Acabei aprendendo a gostar da ração, já nem sentia mais as poucas penas restantes serem arrancadas, e os passeios diários eram a única coisa que realmente que ainda me causava algum sentimento, davam-me esperanças de um dia conseguir me desvencilhar daquilo tudo e conquistar a tão sonhada liberdade. A chance finalmente surgiu quando, um dia, ela colocou a gaiola em cima da mesa, para trocar a água e colocar minha coleira pra passear, como de costume. Demorei um bom tempo pra entender aquela sensação que tomou conta de mim, alguma coisa estava diferente, mas não conseguia perceber o quê, até que me dei conta que o barulho dos carros estava mais alto do que de costume. A janela aberta, bem ao lado da mesa! Pela primeira vez pude ver nitidamente, sem aquele vidro escuro fechado, a luz do sol invadindo a gaiola, as árvores balançando ao vento, o som de pessoas e de trânsito lá embaixo. Era minha chance, não podia perdê-la de jeito nenhum! Respirei fundo, e esperei.

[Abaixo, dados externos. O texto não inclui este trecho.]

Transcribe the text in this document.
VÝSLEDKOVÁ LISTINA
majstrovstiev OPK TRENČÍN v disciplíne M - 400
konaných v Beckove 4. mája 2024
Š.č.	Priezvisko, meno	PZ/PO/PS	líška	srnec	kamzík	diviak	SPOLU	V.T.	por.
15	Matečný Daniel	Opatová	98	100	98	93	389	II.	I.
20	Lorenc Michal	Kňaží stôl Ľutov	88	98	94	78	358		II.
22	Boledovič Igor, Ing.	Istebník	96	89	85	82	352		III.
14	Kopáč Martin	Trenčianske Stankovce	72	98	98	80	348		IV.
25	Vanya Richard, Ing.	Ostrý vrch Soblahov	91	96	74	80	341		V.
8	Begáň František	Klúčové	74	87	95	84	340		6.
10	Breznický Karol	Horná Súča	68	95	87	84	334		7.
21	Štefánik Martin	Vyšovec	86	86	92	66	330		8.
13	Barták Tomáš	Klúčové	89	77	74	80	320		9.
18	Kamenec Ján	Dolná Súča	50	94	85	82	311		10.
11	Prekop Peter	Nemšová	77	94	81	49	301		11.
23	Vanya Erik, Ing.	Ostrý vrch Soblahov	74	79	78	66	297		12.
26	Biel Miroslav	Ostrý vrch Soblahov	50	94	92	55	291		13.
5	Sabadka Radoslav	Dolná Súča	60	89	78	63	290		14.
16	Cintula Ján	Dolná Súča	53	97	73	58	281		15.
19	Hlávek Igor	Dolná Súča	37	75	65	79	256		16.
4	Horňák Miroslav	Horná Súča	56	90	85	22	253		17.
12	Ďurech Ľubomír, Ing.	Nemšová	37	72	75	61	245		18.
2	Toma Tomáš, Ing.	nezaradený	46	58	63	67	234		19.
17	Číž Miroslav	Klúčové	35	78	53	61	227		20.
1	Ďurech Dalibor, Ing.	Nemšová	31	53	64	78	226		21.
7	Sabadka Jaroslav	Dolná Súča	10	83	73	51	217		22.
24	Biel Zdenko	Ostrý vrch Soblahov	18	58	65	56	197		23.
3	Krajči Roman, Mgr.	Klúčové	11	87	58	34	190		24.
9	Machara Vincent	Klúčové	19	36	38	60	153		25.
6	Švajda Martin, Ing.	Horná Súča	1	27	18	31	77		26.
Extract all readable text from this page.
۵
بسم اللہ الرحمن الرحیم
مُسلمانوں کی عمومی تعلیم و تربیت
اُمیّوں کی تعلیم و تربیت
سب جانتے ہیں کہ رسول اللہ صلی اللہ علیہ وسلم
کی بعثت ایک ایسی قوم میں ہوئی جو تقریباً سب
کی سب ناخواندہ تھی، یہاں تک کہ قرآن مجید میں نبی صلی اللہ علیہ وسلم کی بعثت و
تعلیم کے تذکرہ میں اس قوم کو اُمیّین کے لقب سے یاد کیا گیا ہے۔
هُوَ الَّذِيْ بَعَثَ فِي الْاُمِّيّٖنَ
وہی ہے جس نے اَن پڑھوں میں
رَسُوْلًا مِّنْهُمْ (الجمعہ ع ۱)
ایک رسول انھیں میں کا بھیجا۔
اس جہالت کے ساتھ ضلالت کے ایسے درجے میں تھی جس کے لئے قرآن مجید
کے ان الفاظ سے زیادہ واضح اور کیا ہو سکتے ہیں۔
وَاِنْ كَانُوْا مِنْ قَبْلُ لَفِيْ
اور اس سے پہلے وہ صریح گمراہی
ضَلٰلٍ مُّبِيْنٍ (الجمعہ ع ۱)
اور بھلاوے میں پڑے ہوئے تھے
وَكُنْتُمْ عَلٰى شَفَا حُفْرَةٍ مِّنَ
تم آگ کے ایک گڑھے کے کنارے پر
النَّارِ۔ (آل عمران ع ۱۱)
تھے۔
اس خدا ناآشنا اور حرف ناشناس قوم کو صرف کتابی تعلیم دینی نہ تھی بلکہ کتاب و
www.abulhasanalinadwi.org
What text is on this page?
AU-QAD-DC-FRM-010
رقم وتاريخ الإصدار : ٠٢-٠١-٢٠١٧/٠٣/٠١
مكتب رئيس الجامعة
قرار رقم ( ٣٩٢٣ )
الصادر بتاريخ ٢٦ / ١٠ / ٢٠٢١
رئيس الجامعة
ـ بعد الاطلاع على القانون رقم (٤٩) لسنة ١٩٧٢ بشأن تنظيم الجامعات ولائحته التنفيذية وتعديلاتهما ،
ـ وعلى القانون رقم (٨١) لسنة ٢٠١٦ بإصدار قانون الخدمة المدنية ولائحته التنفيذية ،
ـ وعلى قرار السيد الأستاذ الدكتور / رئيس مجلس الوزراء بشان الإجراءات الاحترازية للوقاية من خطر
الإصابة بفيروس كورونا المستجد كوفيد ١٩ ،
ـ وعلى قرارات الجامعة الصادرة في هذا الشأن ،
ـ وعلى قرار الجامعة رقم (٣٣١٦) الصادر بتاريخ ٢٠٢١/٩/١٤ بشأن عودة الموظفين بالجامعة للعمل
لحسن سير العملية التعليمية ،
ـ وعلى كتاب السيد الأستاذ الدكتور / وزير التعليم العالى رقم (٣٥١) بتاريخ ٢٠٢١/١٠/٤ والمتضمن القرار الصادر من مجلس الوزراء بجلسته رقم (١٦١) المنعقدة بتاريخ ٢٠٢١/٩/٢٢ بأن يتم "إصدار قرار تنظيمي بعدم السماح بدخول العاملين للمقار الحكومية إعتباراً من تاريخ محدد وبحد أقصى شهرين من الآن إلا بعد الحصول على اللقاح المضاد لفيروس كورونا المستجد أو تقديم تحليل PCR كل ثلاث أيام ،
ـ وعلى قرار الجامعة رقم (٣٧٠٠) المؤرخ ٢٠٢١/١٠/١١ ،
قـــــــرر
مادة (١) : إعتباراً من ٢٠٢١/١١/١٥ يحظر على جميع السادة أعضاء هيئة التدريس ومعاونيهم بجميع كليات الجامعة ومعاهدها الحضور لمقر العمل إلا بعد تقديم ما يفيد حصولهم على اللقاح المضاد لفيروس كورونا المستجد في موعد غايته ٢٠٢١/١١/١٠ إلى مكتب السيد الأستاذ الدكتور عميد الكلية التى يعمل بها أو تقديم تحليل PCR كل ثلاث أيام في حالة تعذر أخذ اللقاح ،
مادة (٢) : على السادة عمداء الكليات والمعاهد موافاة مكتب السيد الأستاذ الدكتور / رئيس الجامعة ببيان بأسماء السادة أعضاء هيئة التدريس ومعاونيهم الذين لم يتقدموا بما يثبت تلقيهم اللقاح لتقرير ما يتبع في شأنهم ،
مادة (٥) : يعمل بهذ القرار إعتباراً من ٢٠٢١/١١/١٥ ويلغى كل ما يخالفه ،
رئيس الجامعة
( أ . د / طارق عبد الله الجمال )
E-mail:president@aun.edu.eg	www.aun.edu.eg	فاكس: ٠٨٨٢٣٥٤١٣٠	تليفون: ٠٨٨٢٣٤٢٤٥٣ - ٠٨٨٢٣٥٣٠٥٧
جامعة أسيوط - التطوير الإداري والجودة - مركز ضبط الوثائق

Foi então que ela, como esperado, abriu a portinhola para colocar a tigelinha de água, e me pegar pra mais um passeio matinal. Súbito, dei-lhe uma bicada na mão, que a fez pular pra trás e gritar. Saí da gaiola e me pus a correr em direção à janela, ganhando mais e mais velocidade, até saltar, asas abertas, finalmente livre, sentindo o vento nas... Penas!!

O ímpeto de me libertar daquela prisão não me permitiu perceber que já havia me acostumado tanto às penas arrancadas, que esqueci completamente de uma das funções básicas delas: me permitir voar. Enfim, a liberdade veio, não através do grande céu aberto, mas de outra prisão, muito breve, entre o asfalto e o pneu de um veículo qualquer. Livre da gaiola, e do corpo castigado, pude finalmente encontrar a paz.

ŧ

(*) Texto escrito em conjunto com os colegas Ariane Rauber, Mauricio Thomsem e Vivian Dal’Alba, trabalho da cadeira de Português III da facul, a partir de personagens criados por Wesley Kuhn, Mayara Bortolotto e Lucas Ladwig:

"Uma criança que foi mimada demasiadamente pelos pais. Egoísta, chorona e rica, não poupa esforços para conseguir o que deseja. É muito magra, e usa óculos “fundo de garrafão”. É muito chata, e por isso não tem amigos, só um papagaio. Não tem irmãos, seu pai morreu e sua mãe passa muito tempo fora de casa e, para compensar isso, enche a criança de presentes. Nome da criança: Bruna"

2 comentários:

Anônimo disse...

Isso é meio Brás Cubas, não? Gostei. Muito bom.
Era trabalho de faculdade? (se foi, quanto tirou de nota? rsrs)
Gostei. Gostei mesmo. Parabéns.
Bjaum!

. disse...

Na verdade, a idéia do texto, de escrever o texto do ponto de vista do papagaio depois de morto foi sim baseado em Brás Cubas. O título provisório do rascunho era "Memórias Póstumas de Rex", que depois foi modificado para o atual ;c)

Foi um trabalho muito legal de desenvolver, por isso resolvi postar aqui e compartilhar com os amigos.